Cinnamon oil (cinnamaldehyde) has therapeutic activity against oral Candida infection. - GreenMedInfo Summary
Therapeutic effects on murine oral candidiasis by oral administration of cassia (Cinnamomum cassia) preparation.
Nippon Ishinkin Gakkai Zasshi. 2010;51(1):13-21. PMID: 20185867
Research and Product Development Division, S&B Foods Inc.
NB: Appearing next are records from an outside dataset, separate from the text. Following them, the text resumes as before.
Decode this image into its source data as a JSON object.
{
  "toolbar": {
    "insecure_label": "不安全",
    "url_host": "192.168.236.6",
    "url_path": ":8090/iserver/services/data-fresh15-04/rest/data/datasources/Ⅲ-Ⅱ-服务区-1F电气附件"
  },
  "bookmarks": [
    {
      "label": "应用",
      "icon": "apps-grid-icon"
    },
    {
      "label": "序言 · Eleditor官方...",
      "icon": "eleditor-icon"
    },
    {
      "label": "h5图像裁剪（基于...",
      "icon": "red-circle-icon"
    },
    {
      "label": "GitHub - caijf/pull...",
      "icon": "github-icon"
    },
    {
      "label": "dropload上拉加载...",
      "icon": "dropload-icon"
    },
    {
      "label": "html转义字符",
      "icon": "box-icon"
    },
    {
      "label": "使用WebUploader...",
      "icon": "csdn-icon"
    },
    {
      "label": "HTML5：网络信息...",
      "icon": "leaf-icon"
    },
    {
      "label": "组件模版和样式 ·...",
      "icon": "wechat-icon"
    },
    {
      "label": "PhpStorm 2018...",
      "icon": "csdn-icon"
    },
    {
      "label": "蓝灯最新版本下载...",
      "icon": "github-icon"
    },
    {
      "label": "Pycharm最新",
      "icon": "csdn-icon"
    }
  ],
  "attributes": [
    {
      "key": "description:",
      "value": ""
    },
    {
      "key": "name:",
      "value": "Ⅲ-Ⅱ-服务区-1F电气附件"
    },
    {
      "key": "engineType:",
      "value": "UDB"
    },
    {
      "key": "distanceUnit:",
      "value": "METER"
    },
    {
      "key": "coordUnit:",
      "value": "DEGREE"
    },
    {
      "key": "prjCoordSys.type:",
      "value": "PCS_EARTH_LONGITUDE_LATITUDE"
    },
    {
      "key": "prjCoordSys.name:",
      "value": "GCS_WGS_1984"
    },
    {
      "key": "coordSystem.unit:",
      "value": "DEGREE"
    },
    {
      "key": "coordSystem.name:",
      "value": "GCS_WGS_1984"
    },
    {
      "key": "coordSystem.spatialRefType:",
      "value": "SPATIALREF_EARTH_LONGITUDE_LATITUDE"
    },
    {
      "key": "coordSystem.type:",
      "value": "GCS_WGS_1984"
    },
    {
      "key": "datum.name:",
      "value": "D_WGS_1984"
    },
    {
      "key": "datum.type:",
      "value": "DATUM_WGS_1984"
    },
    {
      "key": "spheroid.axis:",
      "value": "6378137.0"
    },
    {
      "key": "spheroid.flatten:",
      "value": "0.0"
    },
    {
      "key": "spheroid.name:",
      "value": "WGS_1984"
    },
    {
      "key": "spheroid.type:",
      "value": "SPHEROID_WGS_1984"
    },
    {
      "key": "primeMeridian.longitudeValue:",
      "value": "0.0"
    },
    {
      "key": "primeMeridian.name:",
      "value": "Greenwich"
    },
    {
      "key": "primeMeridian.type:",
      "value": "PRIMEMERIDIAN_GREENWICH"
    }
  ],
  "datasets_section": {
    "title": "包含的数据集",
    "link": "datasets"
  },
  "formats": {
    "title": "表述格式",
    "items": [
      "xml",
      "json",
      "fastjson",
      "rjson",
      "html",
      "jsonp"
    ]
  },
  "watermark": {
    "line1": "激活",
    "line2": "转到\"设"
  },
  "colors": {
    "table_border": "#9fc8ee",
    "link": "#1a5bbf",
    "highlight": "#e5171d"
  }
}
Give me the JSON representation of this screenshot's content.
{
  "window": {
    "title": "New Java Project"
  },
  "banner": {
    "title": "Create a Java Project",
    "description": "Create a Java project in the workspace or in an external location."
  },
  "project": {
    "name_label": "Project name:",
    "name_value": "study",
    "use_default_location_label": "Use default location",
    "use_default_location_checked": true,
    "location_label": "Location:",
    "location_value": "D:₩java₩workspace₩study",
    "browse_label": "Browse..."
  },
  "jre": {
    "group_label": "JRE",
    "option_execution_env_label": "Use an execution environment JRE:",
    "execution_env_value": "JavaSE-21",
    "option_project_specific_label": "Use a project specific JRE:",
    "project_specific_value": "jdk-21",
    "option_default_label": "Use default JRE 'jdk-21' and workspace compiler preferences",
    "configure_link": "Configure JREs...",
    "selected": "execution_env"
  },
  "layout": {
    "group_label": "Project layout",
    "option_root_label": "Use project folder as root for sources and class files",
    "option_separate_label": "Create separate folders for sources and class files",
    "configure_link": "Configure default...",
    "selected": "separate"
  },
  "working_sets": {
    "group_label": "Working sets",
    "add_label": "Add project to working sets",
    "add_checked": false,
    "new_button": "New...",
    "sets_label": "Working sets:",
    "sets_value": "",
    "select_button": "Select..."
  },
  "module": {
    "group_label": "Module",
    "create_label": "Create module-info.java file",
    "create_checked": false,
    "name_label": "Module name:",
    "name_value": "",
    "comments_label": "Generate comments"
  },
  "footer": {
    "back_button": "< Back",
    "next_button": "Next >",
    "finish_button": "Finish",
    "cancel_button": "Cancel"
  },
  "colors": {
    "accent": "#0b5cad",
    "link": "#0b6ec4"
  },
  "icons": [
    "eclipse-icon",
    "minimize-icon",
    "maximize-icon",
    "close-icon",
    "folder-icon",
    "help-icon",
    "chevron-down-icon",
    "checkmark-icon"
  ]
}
We examined the effects of spices and herbs on Candida albicans growth using in vitro assay and therapeutic activity of some selected herbal preparations against murine oral candidiasis. All tested samples: lemongrass ( Cymbopogon citratus ) ,lemon balm ( Melissa officinalis ) ,thyme ( Thymus vulgaris ) ,rosemary ( Rosmarinus officinalis) ,roselle ( Hibiscus sabdariffa ) ,green tea ( Camellia sinensis ) ,and cassia ( Cinnamomum cassia ) inhibited Candida mycelial growth in vitro.The results of this assay showed that the anti- Candida activity of lemongrass, green tea, and cassia is stronger than that of the other tested herbs. Oral administration of lemongrass or green tea did not result in significant improvement in the murine oral candidiasis, while the administration of cassia improved the symptoms and reduced the number of viable Candida cells in the oral cavity. The results of in vitro Candida growth assay including GC/MS analysis suggested that cinnamaldehyde in the cassia preparation was the principal component responsible for the inhibitory activity of Candida mycelial growth. These findings suggest that oral intake of a cassia preparation is a clinical candidate for a prophylactic or therapeutic tool against oral Candida infection.